Clearly, America's place in the world was changing. Some leaders, like Theodore Roosevelt, recognized this, sending a fleet of updated warships, known as the Great White Fleet, around the world as a demonstration of American power.

However, by the outbreak of World War I, the United States was thoroughly isolationist, meaning that it wanted to isolate itself from the events of Europe. Trade was still encouraged, and it was eventually that trade that helped tip opinion towards entering the war. German submarines had been sinking ships indiscriminately, and American shipping and American lives were starting to be targeted. However, even with their entry into World War I, the United States maintained its independence. American army units operated independently of the Anglo-French command, much to the chagrin of the European Allies.

Between the Wars

At the end of the war, President Woodrow Wilson tried to re-imagine the role of the United States in the world. Based off his plan for peace, the Fourteen Points, Woodrow argued for a world organization that would mediate disputes and avert future wars, the League of Nations. However, the American Senate was loathe to commit to such an open-ended system of foreign entanglements, so while the League became a reality, the United States never became a part of it.
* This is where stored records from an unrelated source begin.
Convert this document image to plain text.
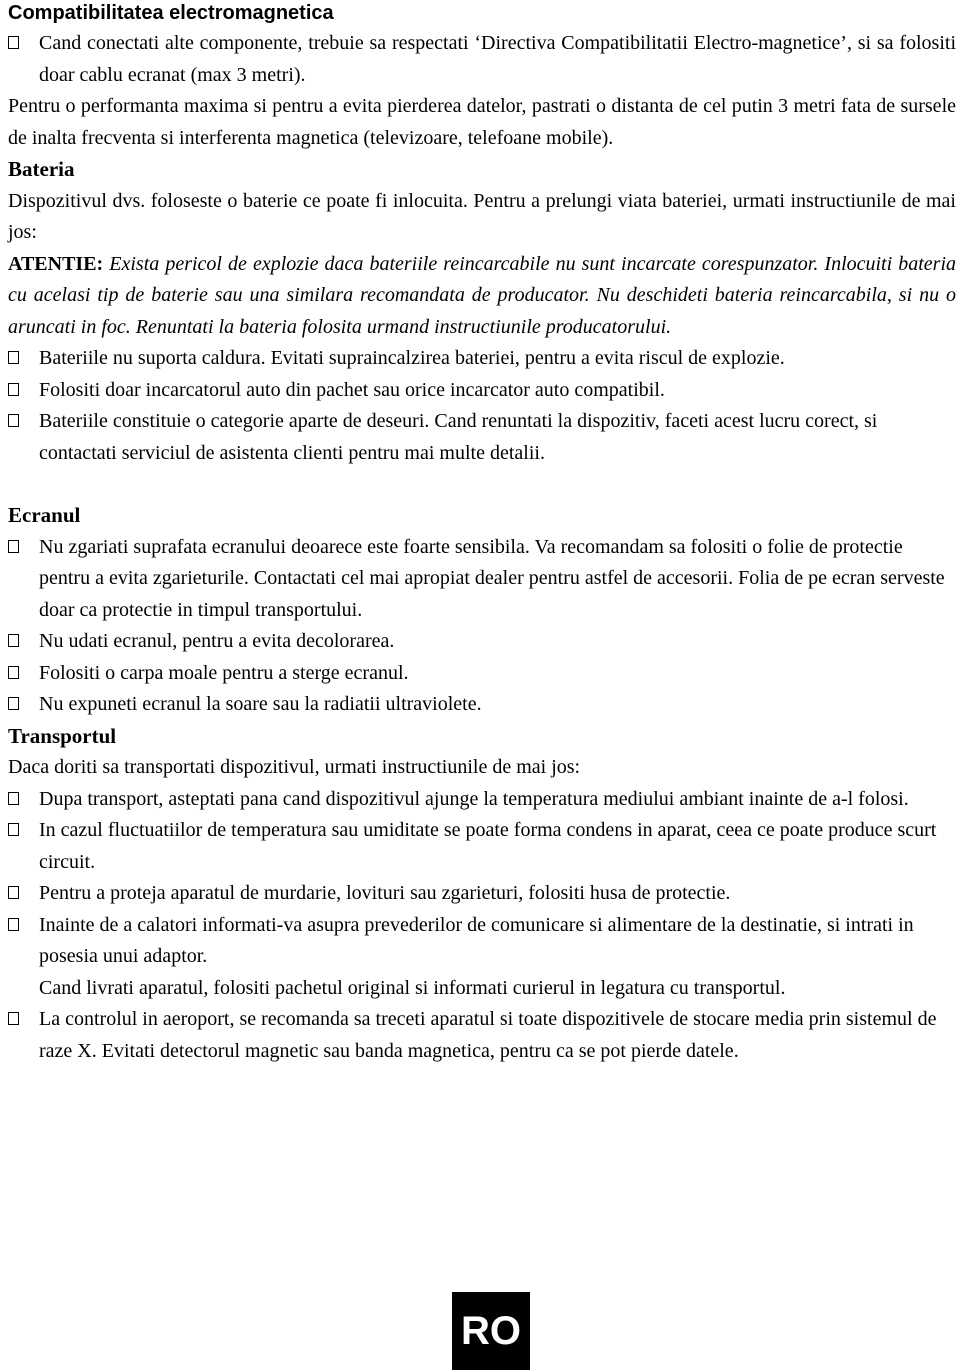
Compatibilitatea electromagnetica

Cand conectati alte componente, trebuie sa respectati ‘Directiva Compatibilitatii Electro-magnetice’, si sa folositi doar cablu ecranat (max 3 metri).

Pentru o performanta maxima si pentru a evita pierderea datelor, pastrati o distanta de cel putin 3 metri fata de sursele de inalta frecventa si interferenta magnetica (televizoare, telefoane mobile).

Bateria

Dispozitivul dvs. foloseste o baterie ce poate fi inlocuita. Pentru a prelungi viata bateriei, urmati instructiunile de mai jos:

ATENTIE: Exista pericol de explozie daca bateriile reincarcabile nu sunt incarcate corespunzator. Inlocuiti bateria cu acelasi tip de baterie sau una similara recomandata de producator. Nu deschideti bateria reincarcabila, si nu o aruncati in foc. Renuntati la bateria folosita urmand instructiunile producatorului.

Bateriile nu suporta caldura. Evitati supraincalzirea bateriei, pentru a evita riscul de explozie.

Folositi doar incarcatorul auto din pachet sau orice incarcator auto compatibil.

Bateriile constituie o categorie aparte de deseuri. Cand renuntati la dispozitiv, faceti acest lucru corect, si contactati serviciul de asistenta clienti pentru mai multe detalii.

Ecranul

Nu zgariati suprafata ecranului deoarece este foarte sensibila. Va recomandam sa folositi o folie de protectie pentru a evita zgarieturile. Contactati cel mai apropiat dealer pentru astfel de accesorii. Folia de pe ecran serveste doar ca protectie in timpul transportului.

Nu udati ecranul, pentru a evita decolorarea.

Folositi o carpa moale pentru a sterge ecranul.

Nu expuneti ecranul la soare sau la radiatii ultraviolete.

Transportul

Daca doriti sa transportati dispozitivul, urmati instructiunile de mai jos:

Dupa transport, asteptati pana cand dispozitivul ajunge la temperatura mediului ambiant inainte de a-l folosi.

In cazul fluctuatiilor de temperatura sau umiditate se poate forma condens in aparat, ceea ce poate produce scurt circuit.

Pentru a proteja aparatul de murdarie, lovituri sau zgarieturi, folositi husa de protectie.

Inainte de a calatori informati-va asupra prevederilor de comunicare si alimentare de la destinatie, si intrati in posesia unui adaptor.

Cand livrati aparatul, folositi pachetul original si informati curierul in legatura cu transportul.

La controlul in aeroport, se recomanda sa treceti aparatul si toate dispozitivele de stocare media prin sistemul de raze X. Evitati detectorul magnetic sau banda magnetica, pentru ca se pot pierde datele.

RO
That said, the United States did use a number of treaties to focus on pointed and specific areas of diplomacy. Famous among these were the Dawes Plan for the reconstruction of Germany and repayment of French and British debts, as well as the Washington Naval Conference to limit the size of fleets around the world.

First Years of World War II

In the long run, these plans did remarkably little to prevent war, and the League of Nations proved too weak to challenge aggressors. By 1939, war raged in both Europe and East Asia, with appeals made to the United States to join. For the first two years, America was officially neutral. However, as it became clear that the Axis powers could eventually prove victorious, many Americans started campaigning for increased involvement, even if not full engagement.

Few tried harder than the American president, Franklin Roosevelt. Going as far as to coordinate American naval escorts for British shipping, Roosevelt made it clear which side he was cheering for. Ultimately, the events of December 7, 1941, when Pearl Harbor was bombed by the Japanese, forced American entry into the war.